I’m not naming names, but given that the messages coming from The White House can at times appear to contradict each other, this raw material is crucial, both for the historical record, and for building a base of research that others can analyze.

Also, the full, unedited interview can remove potential questions as to whether comments are in context. Personally, I think that is in nearly every case a ridiculous argument, but the argument can’t be made if there’s no edits.

So I’m making both a public plea, and an offer: please, in the name of all that is good in the world, once you’ve run your stories and pieces, please publish and share the raw materials. Pull any off-the-record comments, but otherwise, share the raw audio, video and text.

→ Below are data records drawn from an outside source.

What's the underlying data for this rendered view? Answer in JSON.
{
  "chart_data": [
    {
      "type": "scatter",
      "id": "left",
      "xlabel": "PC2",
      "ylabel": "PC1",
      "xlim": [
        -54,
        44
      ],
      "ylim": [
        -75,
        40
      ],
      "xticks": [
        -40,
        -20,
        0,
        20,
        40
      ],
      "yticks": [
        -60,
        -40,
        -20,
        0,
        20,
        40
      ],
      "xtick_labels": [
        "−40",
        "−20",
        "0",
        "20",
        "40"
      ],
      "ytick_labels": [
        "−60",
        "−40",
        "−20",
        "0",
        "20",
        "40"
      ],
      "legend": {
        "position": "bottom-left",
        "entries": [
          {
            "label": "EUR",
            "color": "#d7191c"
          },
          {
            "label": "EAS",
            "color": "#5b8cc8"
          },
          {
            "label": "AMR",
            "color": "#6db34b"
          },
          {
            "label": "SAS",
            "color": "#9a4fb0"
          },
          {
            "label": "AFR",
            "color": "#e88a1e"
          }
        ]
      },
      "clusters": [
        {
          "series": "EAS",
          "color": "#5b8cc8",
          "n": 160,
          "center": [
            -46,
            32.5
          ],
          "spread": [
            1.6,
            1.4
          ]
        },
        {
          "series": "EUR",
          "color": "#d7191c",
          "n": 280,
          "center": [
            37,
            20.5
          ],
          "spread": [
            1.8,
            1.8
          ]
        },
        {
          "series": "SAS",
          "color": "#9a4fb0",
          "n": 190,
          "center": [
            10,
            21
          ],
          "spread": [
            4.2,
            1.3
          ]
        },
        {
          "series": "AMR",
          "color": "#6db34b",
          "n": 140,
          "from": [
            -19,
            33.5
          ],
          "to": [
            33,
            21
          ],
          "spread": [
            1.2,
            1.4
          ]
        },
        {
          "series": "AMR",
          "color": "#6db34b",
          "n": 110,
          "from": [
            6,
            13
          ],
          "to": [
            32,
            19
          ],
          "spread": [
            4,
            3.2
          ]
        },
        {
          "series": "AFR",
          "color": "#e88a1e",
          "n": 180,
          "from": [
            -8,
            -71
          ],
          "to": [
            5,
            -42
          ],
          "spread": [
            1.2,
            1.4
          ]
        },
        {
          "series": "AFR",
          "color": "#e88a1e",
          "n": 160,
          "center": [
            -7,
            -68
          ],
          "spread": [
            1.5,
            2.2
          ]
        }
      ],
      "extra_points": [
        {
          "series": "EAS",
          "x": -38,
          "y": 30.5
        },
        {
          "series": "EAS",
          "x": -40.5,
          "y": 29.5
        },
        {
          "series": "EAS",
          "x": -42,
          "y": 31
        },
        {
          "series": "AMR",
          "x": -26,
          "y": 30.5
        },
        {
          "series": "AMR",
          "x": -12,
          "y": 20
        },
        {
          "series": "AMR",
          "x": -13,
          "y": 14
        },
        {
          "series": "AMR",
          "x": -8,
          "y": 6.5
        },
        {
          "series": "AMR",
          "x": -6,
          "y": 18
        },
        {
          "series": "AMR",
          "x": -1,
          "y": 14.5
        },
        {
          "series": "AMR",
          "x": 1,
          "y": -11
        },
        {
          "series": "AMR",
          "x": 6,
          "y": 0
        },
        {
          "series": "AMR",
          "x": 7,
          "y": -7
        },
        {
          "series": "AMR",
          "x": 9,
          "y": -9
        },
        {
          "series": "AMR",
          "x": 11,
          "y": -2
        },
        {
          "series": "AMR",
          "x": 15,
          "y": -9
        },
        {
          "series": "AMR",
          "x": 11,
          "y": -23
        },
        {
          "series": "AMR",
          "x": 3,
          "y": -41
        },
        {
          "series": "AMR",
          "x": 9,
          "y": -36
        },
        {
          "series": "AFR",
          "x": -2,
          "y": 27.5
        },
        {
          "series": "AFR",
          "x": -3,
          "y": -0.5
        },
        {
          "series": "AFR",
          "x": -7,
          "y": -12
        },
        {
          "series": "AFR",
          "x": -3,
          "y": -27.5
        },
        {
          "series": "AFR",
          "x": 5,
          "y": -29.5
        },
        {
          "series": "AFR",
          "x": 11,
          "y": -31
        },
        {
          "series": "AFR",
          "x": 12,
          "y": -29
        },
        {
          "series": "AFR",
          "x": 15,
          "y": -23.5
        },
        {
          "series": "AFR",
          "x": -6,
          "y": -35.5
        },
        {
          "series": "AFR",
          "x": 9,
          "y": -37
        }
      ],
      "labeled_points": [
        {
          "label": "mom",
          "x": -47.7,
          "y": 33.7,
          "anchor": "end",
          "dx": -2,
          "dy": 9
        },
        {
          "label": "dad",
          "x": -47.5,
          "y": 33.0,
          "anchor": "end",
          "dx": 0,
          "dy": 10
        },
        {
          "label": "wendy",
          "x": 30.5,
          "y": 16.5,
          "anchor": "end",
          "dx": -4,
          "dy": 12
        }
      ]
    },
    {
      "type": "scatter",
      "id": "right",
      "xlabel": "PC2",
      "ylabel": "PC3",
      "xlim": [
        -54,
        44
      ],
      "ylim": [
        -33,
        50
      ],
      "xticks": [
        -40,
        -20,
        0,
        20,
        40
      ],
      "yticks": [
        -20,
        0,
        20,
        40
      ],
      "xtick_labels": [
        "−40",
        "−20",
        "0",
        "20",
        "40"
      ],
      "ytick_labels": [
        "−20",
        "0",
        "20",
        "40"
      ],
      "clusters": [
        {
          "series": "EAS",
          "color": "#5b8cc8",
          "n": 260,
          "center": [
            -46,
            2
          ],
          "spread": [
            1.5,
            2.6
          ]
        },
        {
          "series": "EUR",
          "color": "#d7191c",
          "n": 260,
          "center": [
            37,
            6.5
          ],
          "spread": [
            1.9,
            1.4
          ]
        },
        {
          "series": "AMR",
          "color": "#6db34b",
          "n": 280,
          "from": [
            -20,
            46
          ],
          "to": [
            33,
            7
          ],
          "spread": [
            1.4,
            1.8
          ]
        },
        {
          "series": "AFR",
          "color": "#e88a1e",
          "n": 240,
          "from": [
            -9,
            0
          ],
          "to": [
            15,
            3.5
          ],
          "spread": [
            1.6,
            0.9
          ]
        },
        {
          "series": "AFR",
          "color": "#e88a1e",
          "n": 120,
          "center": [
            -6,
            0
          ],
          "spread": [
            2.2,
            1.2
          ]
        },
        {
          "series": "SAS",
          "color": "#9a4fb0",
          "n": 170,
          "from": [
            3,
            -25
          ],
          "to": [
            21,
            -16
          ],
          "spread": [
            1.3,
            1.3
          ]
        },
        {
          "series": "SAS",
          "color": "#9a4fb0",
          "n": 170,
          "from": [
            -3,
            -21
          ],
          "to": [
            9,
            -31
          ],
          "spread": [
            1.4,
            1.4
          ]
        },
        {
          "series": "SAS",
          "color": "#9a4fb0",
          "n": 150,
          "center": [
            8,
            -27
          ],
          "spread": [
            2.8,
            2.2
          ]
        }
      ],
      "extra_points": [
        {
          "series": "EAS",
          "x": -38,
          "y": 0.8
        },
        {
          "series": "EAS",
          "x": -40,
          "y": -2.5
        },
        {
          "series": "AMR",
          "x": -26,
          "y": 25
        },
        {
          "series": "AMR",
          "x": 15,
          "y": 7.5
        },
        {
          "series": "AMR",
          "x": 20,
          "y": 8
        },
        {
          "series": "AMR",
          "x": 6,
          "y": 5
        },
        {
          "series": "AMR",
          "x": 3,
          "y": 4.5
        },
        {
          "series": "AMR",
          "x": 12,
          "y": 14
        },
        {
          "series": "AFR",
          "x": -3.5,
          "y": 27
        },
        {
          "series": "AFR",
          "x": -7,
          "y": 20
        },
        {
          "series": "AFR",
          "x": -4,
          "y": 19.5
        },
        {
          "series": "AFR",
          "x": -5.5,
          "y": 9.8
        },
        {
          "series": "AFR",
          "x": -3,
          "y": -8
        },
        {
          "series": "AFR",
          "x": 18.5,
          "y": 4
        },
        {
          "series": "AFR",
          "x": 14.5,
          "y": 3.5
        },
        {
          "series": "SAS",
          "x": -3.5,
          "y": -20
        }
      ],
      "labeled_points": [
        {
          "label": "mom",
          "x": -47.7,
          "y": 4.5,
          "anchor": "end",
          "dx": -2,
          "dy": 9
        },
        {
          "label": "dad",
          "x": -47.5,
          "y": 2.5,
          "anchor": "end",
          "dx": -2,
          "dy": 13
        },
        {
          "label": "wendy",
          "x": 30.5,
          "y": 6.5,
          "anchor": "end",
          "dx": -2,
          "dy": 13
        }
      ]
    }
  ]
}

Since everyone has a few things to do nowadays, here’s what we’ll offer for any interview with the President, if time or resources constrains a full transcript or sharing raw video and/or audio.

  1. Factba.se will happily, and freely, transcribe in full any video or audio provided, both via Margaret, and with a human editor to verify.
  2. Factba.se will provide, via a spreadsheet or any other medium, ALL metadata developed. This is the stuff that is behind the scenes (not for long) on our site. If audio, you’ll get back second-by-second audio analysis of voice stress and emotion, which is keyed to Trump (the sotto voce whisper). If video, it will include facial expressions, smile/frown, gestures and other analysis (clothing identification, colors, smile / frown, the two-handed punctuation I myself have as a third-generation bridge-and-tunnel child, etc). It is even learning to pick up when he flushes (complexion change). It will be a lot. But it will be everything.
  3. We will provide the full keyword and entity extraction, by three-sentence pair, section and overall, both for the entire interview, and specifically on just when Trump is speaking.
  4. We will provide the full-range of analysis. Grade-level models, sentiment, emotion… all of it.
  5. We will respect any and all embargoes given. We are not meant to be a news organization. If you’d like us to hold until a day, two days, three days after the stories run before integrating and sharing the information, fine. You’re the boss. It’s your interview. You get it back first and control the story.
  6. If a human is in the mix editing, figure two hours per hour of video/audio for transcript. If you don’t mind raw from Margaret (she’s close to 95% dead on now), 90 seconds per hour. We just need a little notice to plan our day to be ready for it if you want a quick turnaround.
  7. We will, of course, link out to your pieces from the text.
  8. If there are any other requests… fine. Our interest is the record, and sharing the resulting analysis.

We’re not looking to create a hippie commune. We are looking, however, to unleash the data that is contained in your excellent work, in a way that does not conflict with your job.

Also, on the off chance Margaret becomes sentient again, you’ll be in her good graces.